「親は根、自分が幹、子供・孫は枝葉」と聞かされる。天然、自然の道理は根に肥やしをやり、水をやる。根を喜ばすことで枝葉が茂り、栄えるのである。親、子、孫は別々ではなく皆つながっているのである。根が傷む、やせる、自然に幹や枝葉は枯れてくる。そこで、根が悪い、根の責任だと、根をつついていくと幹や枝葉はますますやせ細っていくことを知らねばならない。
親に心配をかければ、自分の子供が心配をかけてくれる。親に孝行すれば、自分の子供が親孝行になる。これは天の理である。

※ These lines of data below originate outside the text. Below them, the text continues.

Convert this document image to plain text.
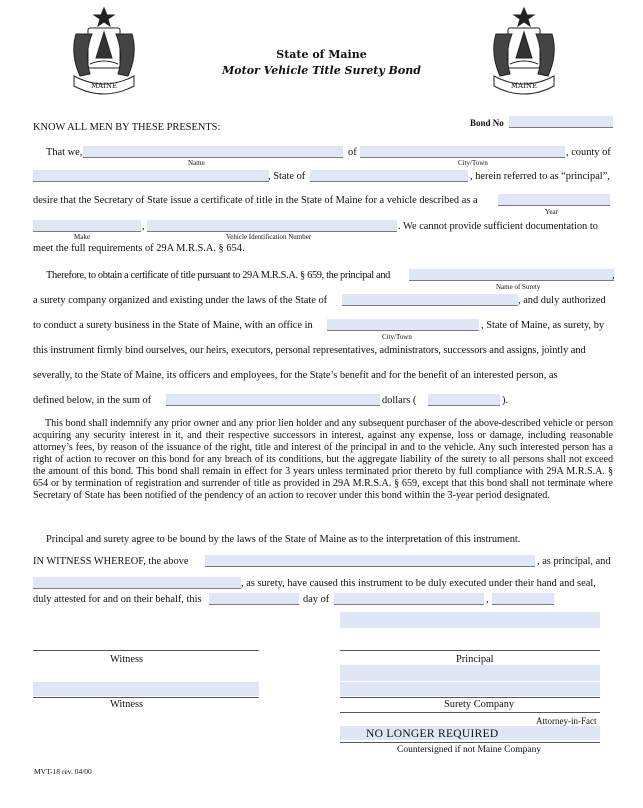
MAINE	MAINE
State of Maine
Motor Vehicle Title Surety Bond
Bond No
KNOW ALL MEN BY THESE PRESENTS:
That we,	of	, county of
Name	City/Town
, State of	, herein referred to as “principal”,
desire that the Secretary of State issue a certificate of title in the State of Maine for a vehicle described as a
Year
,	. We cannot provide sufficient documentation to
Make	Vehicle Identification Number
meet the full requirements of 29A M.R.S.A. § 654.
Therefore, to obtain a certificate of title pursuant to 29A M.R.S.A. § 659, the principal and	,
Name of Surety
a surety company organized and existing under the laws of the State of	, and duly authorized
to conduct a surety business in the State of Maine, with an office in	, State of Maine, as surety, by
City/Town
this instrument firmly bind ourselves, our heirs, executors, personal representatives, administrators, successors and assigns, jointly and
severally, to the State of Maine, its officers and employees, for the State’s benefit and for the benefit of an interested person, as
defined below, in the sum of	dollars (	).
This bond shall indemnify any prior owner and any prior lien holder and any subsequent purchaser of the above-described vehicle or person acquiring any security interest in it, and their respective successors in interest, against any expense, loss or damage, including reasonable attorney’s fees, by reason of the issuance of the right, title and interest of the principal in and to the vehicle. Any such interested person has a right of action to recover on this bond for any breach of its conditions, but the aggregate liability of the surety to all persons shall not exceed the amount of this bond. This bond shall remain in effect for 3 years unless terminated prior thereto by full compliance with 29A M.R.S.A. § 654 or by termination of registration and surrender of title as provided in 29A M.R.S.A. § 659, except that this bond shall not terminate where Secretary of State has been notified of the pendency of an action to recover under this bond within the 3-year period designated.
Principal and surety agree to be bound by the laws of the State of Maine as to the interpretation of this instrument.
IN WITNESS WHEREOF, the above	, as principal, and
, as surety, have caused this instrument to be duly executed under their hand and seal,
duly attested for and on their behalf, this	day of	,
Witness	Principal
Witness	Surety Company
Attorney-in-Fact
NO LONGER REQUIRED
Countersigned if not Maine Company
MVT-18 rev. 04/00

何も彼も皆いんねん同志、いんねんという。親子の理、いんねん理聞き分け、善い子持つも悪い子持つもいんねん
(明治34年3月11日 おさしづ)
親と成り子と成るは、いんねん事情から成りたもの。親を孝行せず、親という理忘れ、親に不孝すれば、今度の世は何になると分かり難ない/\
(明治40年4月9日 おさしづ)
親が子を殺し、子が親を殺す事件が続いた。人を殺す、その心の奥底には「うらみ」「にくい」「腹立ち」「かわい」の埃が見え隠れする。最近の若者は、うっかり叱れないと言う、親が自分の子供を叱れない、家出でもされたら大変だとか、グレられたらどうしようと、余計な心配をして言うべきことも言えないという。自分が親に対してしっかりとした孝行、すなわち根にしっかりとした肥やしをしてこなかったから、不安定な弱さとなって現れてくるからではないだろうか。
我が子の愛に引かされ、食べ物、着物の好き嫌いを言わし、仕込むべきことも意見せずして、気ままにさせておけば、自分中心のわがままな人間に育てあげてしまう。溺愛や偏愛、過保護、過干渉は、子供のためにしているつもりでいて、逆に子供の健全な成長を阻害していることに気づかなければならない。
親が育てば、子も育つ。親自身が祖父母への親孝行を忘れず、根に肥やしをやり水をやる、根である親に喜んで頂く日々を送っていくところに、自然と枝葉である子供たちの魂に力がつき、子供自身が、自分の根である親を大切にする親孝行な心ができてくるのではないでしょうか?それは、親にとって最高の喜びなのです。